Product Architecture (Mon Nov 3, lecture 17)

Homework due for today

  1. Study and read up on the Nest Thremostat. The purpose of this homework is for you to practice applying what we have been learning about user experience to a product that you don’t know yet.

    Look for articles describing the user interface of the device and play with the demos on their site. You will find videos that describe the installation and the use of the NEST. You might also find articles that either complain or compliment the user interface of the NEST. What do you think they have done right, and what have they not done great?

    Deliverable: Write a post giving your assessment of the Nest User Experience. What is good and what might be better in their user experience, and what do you base your opinion on?

  2. Meet with your team for 1-2 hours.

    • Do a more detailed and complete iteration of your User Experience flow, including paper prototypes and the UX flow itself. Team Deliverable: Document your user experience flow. Make paper prototypes of all the important screens. Prepare to do a usability test with it.
    • Have a wide ranging discussion about your hypotheses and what more testing you need to do. Refer especially to my guidelines from a week ago about how to improve all the projects:
      • Think bigger. You will need to make a case that the product will be a viable business.
      • Be Serious. Your work is evaluated not just on whether you follow the steps or the format but based on whether you are being realistic and intellectually honest about your proposal. Would you actually pitch this to an Angel?
      • Get Out. Everyone needs to get out of the building more. Go beyond your friends. Talk to strangers!
      • Pivot. If you need to. Real startups pivot if the evidence is not coming in. Zoom out pivot if your idea is too small.
      • Presentation. Professional, neat, readable etc.
      • Frame 2. You will have a chance to improve and revise Frame 1, as it is part of Frame 2
    • Make notes of changes and plans to incorporate into your Frame 2 Report which is coming in two weeks.

Discussion

Architecture’s role in this stage

  • These form hypotheses like any other solution hypothesis
  • For example
    • Can it be built? (“the Moodle api is rich enough to allow this product to be builtthe Moodle api is rich enough to allow this product to be built.”)
    • How long will it take? (“the product can be built to release 1 in 3 months”)
    • Will it perform? (“the product will be able to support 10,000 users in the first release”)
    • Should we use Android or iPhone, etc. (“it is safe to ignore the iPhone platform”)
    • What would it cost to manufacture? (“The first 100 units can be manufactured for $10 per”)
    • … etc.
  • These kinds of hypotheses need to be answered from a technical/technologoical perspective
  • How would you test the hypothesis?
    • Check with some experts to corroborate your hypothesis
    • Show them your design concept
    • Build a prototype/experiment/mvp to validate that assumption specifically
  • For example distinguish between:
    • Customers will require that we support both iPhone and Android
    • Our architecture can work on iPhone and Android
    • Different questions, requiring different experiments to check
  • Common Fundamental Architectural and Technology questions
    • Scale: How do we support the required number of users
    • Deployment vehicle: Cloud, Web, Mobile or Device
    • Discussion: Did I leave any out?
  • What about the ‘secret sauce?’
    • Your app may or may not require some
    • You might consider it your competitive advantage and even patent it
    • Most of your work (80% overall) will not be advanced computer science or new invention
    • For a real commercial product, most of the work will be hard engineering

Web and Cloud Architecture

  • Discussion: Is there a difference?
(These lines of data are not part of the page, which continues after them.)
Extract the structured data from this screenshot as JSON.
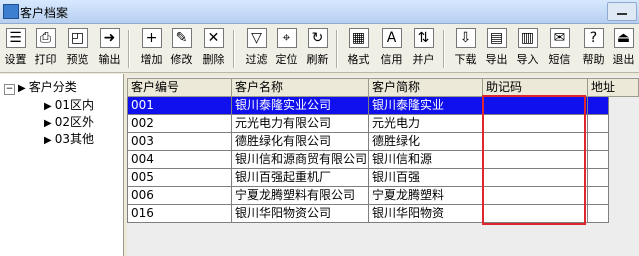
{
  "window": {
    "title": "客户档案"
  },
  "toolbar": [
    {
      "label": "设置",
      "icon": "settings-icon",
      "glyph": "☰"
    },
    {
      "label": "打印",
      "icon": "printer-icon",
      "glyph": "⎙"
    },
    {
      "label": "预览",
      "icon": "preview-icon",
      "glyph": "◰"
    },
    {
      "label": "输出",
      "icon": "export-icon",
      "glyph": "➜"
    },
    {
      "label": "增加",
      "icon": "add-icon",
      "glyph": "+"
    },
    {
      "label": "修改",
      "icon": "edit-icon",
      "glyph": "✎"
    },
    {
      "label": "删除",
      "icon": "delete-icon",
      "glyph": "✕"
    },
    {
      "label": "过滤",
      "icon": "filter-icon",
      "glyph": "▽"
    },
    {
      "label": "定位",
      "icon": "locate-icon",
      "glyph": "⌖"
    },
    {
      "label": "刷新",
      "icon": "refresh-icon",
      "glyph": "↻"
    },
    {
      "label": "格式",
      "icon": "format-icon",
      "glyph": "▦"
    },
    {
      "label": "信用",
      "icon": "credit-icon",
      "glyph": "A"
    },
    {
      "label": "并户",
      "icon": "merge-icon",
      "glyph": "⇅"
    },
    {
      "label": "下载",
      "icon": "download-icon",
      "glyph": "⇩"
    },
    {
      "label": "导出",
      "icon": "export-doc-icon",
      "glyph": "▤"
    },
    {
      "label": "导入",
      "icon": "import-icon",
      "glyph": "▥"
    },
    {
      "label": "短信",
      "icon": "sms-icon",
      "glyph": "✉"
    },
    {
      "label": "帮助",
      "icon": "help-icon",
      "glyph": "?"
    },
    {
      "label": "退出",
      "icon": "exit-icon",
      "glyph": "⏏"
    }
  ],
  "tree": {
    "root": "客户分类",
    "items": [
      "01区内",
      "02区外",
      "03其他"
    ]
  },
  "table": {
    "columns": [
      "客户编号",
      "客户名称",
      "客户简称",
      "助记码",
      "地址"
    ],
    "rows": [
      [
        "001",
        "银川泰隆实业公司",
        "银川泰隆实业",
        "",
        ""
      ],
      [
        "002",
        "元光电力有限公司",
        "元光电力",
        "",
        ""
      ],
      [
        "003",
        "德胜绿化有限公司",
        "德胜绿化",
        "",
        ""
      ],
      [
        "004",
        "银川信和源商贸有限公司",
        "银川信和源",
        "",
        ""
      ],
      [
        "005",
        "银川百强起重机厂",
        "银川百强",
        "",
        ""
      ],
      [
        "006",
        "宁夏龙腾塑料有限公司",
        "宁夏龙腾塑料",
        "",
        ""
      ],
      [
        "016",
        "银川华阳物资公司",
        "银川华阳物资",
        "",
        ""
      ]
    ],
    "selected_row": 0
  },
  "colors": {
    "selection": "#1010ee",
    "highlight_box": "#e0262c"
  }
}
What are some of the tradeoffs?
  • A lot in common
    • Accessed using HTTP/REST protocols (typically)
    • Accessed with a web browser or mobile app (typically)
  • What does the term “provisioning” mean?
  • Overview of deployment
    • Web: means you own, or control, and manage, a complete set of servers for your application
    • Cloud: means you rent nodes in a cloud (e.g. Amazon Web Services)
    • What are web services?
  • Big differences
    • “Elasticity”
    • “API control over provisioning”

Disruptive Innovation: “The Innovators Dilemma”

  • When an innovation in technology changes it in a way that takes it from a specialized, expensive, niche market applicability, to a price and performance point where it can be broadly applied
  • The Innovators Dilemma: Should you embrace or ignore a new technology to address your existing business?
# Some History
  • Web based applications MSFT vs. Google
  • How about, these, are they examples?
Innovator’s Dilemma Scenario
  • A new technology comes around which solves an existing ‘problem’ in a way that is not advantageous to the existing major users/customers/revenue providers
  • Established players are not in a position to capitalize on them because this is not what their existing customers are demanding. In fact it would be negative.
  • A new player may be able to identify a market in which the new technology’s drawbacks are actually somehow advantages. It goes after that market, all the while perfecting the technology getting it more and more ready for the larger market
  • When the time is right, the new player if they bet right may be able to go after the larger market, but the established player finds itself behind in the new technology and is blown out of the water.
Example

Performance can be: MPG of a car, or Power of a handheld vacuum cleaner. Other examples?